Evet, bugün acılardan bir kubbe bulup onun altına sığınanları değil; Kubbetülahzen’den çıkıp âleme neşe verenleri alkışlıyorum.

Evet, bugün Antakya’da enkaza girerken cennet bahçesine girer gibi şevkle girip yaralıları kurtaranları alkışlıyorum.

Evet, bugün işinden kovulacağını bildiği hâlde deprem bölgesine gidip tırnağıyla enkazı kazıp insanlara dokunanları alkışlıyorum.

Evet, bugün hiçbir siyasi ya da mezhepsel ya da etnik ayrım gözetmeksizin afete uğramış insanların yanında duranları alkışlıyorum.

Oysa ben alkışlamayı bilmezdim. Ve hatta alkışlamaktan utanırdım. Kimi zaman da protesto alkışları gördüm diye alkışlamaya hınç duyardım.

Bugün insan kalanları alkışlıyorum.

Bugün aşka saygı duyanları alkışlıyorum.

Bugün dost olmanın künhüne erenleri alkışlıyorum.

Bugün, bir tas çorbayla doyup şükredenleri alkışlıyorum.

Bugün, sadece kendi için değil hatta hiç kendi için değil; başkaları için yollara düşenleri alkışlıyorum.

Bugün, vazgeçenleri alkışlıyorum. Kendi haklarını bir kenara atıp darda olan için zamanını, parasını, canını ortaya koyanları alkışlıyorum.

Bugün, bir rüyaya inanan insanları alkışlıyorum.

Bugün, tüm dünya doygun bir şekilde yönünü başka yere çevirdiğinde; sürgünü, mülteciyi, yetimi, fakiri, aç olanı, ilme kıymet vereni, yalnız bırakılanı alkışlıyorum.

Bugün, hakkı tutup kaldırırken dahi görülmeyen o sessiz haklıları alkışlıyorum.

Bugün, dünyada olmanın, hayatta olmanın, bir mucizenin içerisine olmanın farkına varanları alkışlıyorum.

Evet, “Her dem yeniden doğarız, bizden kim usanası” sözünün künhüne varanları alkışlıyorum.
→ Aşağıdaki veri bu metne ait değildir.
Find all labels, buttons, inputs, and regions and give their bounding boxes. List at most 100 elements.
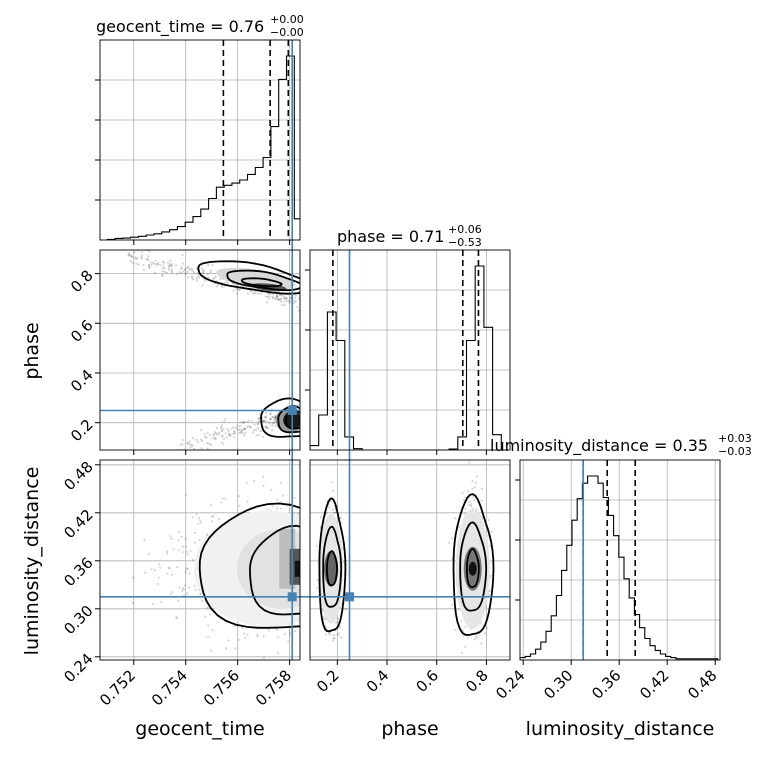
- scatter-point-a-upper: [289, 296, 292, 299]
- scatter-point-b: [166, 550, 169, 553]
- scatter-point-a-upper: [206, 273, 209, 276]
- scatter-point-b: [253, 479, 256, 483]
- scatter-point-b: [151, 602, 154, 606]
- contour-b-1: [198, 502, 300, 629]
- scatter-point-a-upper: [288, 299, 291, 302]
- scatter-point-a-upper: [220, 285, 224, 288]
- panel-frame-0-0: [99, 39, 301, 241]
- scatter-point-a-upper: [137, 263, 140, 266]
- scatter-point-c-right: [450, 537, 453, 540]
- contour-a-lower-1: [260, 397, 300, 438]
- title-geocent-time-sup: +0.00: [270, 13, 304, 26]
- scatter-point-a-lower: [192, 437, 195, 440]
- scatter-point-b: [210, 503, 213, 506]
- scatter-point-a-lower: [272, 421, 275, 424]
- ytick-label-luminosity_distance-4: 0.48: [60, 458, 96, 494]
- scatter-point-b: [270, 488, 273, 491]
- scatter-point-a-lower: [243, 420, 246, 423]
- scatter-point-b: [186, 592, 189, 595]
- scatter-point-a-upper: [171, 270, 174, 273]
- scatter-point-a-upper: [161, 274, 164, 278]
- scatter-point-b: [148, 553, 151, 556]
- scatter-point-a-upper: [282, 300, 285, 303]
- scatter-point-a-lower: [187, 441, 190, 444]
- scatter-point-c-left: [328, 633, 331, 636]
- xlabel-geocent-time: geocent_time: [135, 718, 264, 740]
- panel-frame-1-0: [99, 249, 301, 451]
- scatter-point-a-lower: [223, 420, 226, 423]
- scatter-point-c-left: [333, 511, 336, 514]
- scatter-point-a-lower: [181, 438, 184, 442]
- scatter-point-c-left: [322, 615, 325, 619]
- scatter-point-a-lower: [255, 428, 258, 431]
- scatter-point-c-right: [468, 500, 471, 503]
- scatter-point-c-right: [471, 479, 474, 483]
- scatter-point-a-lower: [181, 442, 184, 445]
- scatter-point-a-lower: [249, 426, 252, 429]
- scatter-point-a-lower: [257, 427, 260, 430]
- scatter-point-a-lower: [188, 440, 191, 443]
- scatter-point-c-right: [461, 629, 465, 632]
- scatter-point-b: [144, 571, 147, 574]
- scatter-point-a-lower: [213, 438, 216, 441]
- scatter-point-a-upper: [195, 279, 198, 282]
- scatter-point-a-upper: [235, 288, 238, 291]
- scatter-point-c-right: [473, 486, 476, 489]
- scatter-point-a-upper: [183, 269, 187, 272]
- scatter-point-b: [281, 494, 285, 497]
- histogram-line-geocent_time: [106, 55, 300, 240]
- scatter-point-a-upper: [195, 277, 198, 280]
- scatter-point-a-upper: [178, 270, 181, 274]
- scatter-point-b: [185, 567, 189, 570]
- scatter-point-a-upper: [129, 259, 132, 262]
- scatter-point-c-left: [316, 587, 319, 590]
- scatter-point-a-lower: [242, 421, 245, 424]
- scatter-point-a-upper: [256, 292, 259, 295]
- scatter-point-c-right: [464, 507, 467, 510]
- scatter-point-a-upper: [280, 297, 283, 300]
- scatter-point-a-upper: [145, 258, 148, 261]
- scatter-point-a-lower: [264, 425, 267, 428]
- ytick-label-luminosity_distance-3: 0.42: [60, 506, 96, 542]
- scatter-point-a-lower: [204, 435, 207, 439]
- xtick-label-luminosity_distance-0: 0.24: [492, 666, 528, 702]
- scatter-point-a-lower: [189, 446, 193, 449]
- scatter-point-a-lower: [259, 430, 262, 433]
- scatter-point-b: [266, 508, 269, 511]
- scatter-point-a-upper: [154, 271, 157, 275]
- scatter-point-c-left: [339, 517, 343, 520]
- scatter-point-a-lower: [208, 442, 211, 445]
- scatter-point-a-upper: [238, 288, 241, 291]
- scatter-point-a-upper: [276, 295, 279, 298]
- ytick-label-phase-2: 0.6: [67, 316, 97, 346]
- scatter-point-a-lower: [206, 447, 209, 450]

Usanmayanları, usandırmayanları, yorulsa dahi yormayanları, tahammül edilecek bir hayatı sürükleseler dahi âleme coşku verenleri, her dem mucizeye dokunurmuş bir sesi âleme şifa olanları alkışlıyorum.

Muhteşem geniş, engin, derin bir âlemde kendi kabuğunu kıranları alkışlıyorum.

İyilik yapmaya müsaade edenleri, izin verenleri alkışlıyorum. Zira asıl iyilik, birinin size iyilik yapması için müsaade etmesidir. İyiliğinizi kabul etmesidir. Bu sizi tefeci olmaktan kurtarır.

Bugün, insan olduğum için, insan kalanları alkışlıyorum.

Mucizevi bir rüyanın sönmeye mahkûm ateş parçalarıyız. Bazılarımız yandıkça daha da büyürüz. Ateşiyle âlemi pişirenleri alkışlıyorum.

Bir şükür cümlesi gibi var olan insanlar var ya âlemde; şükür. Tüm canımla alkışlıyorum hepsini. Şükür!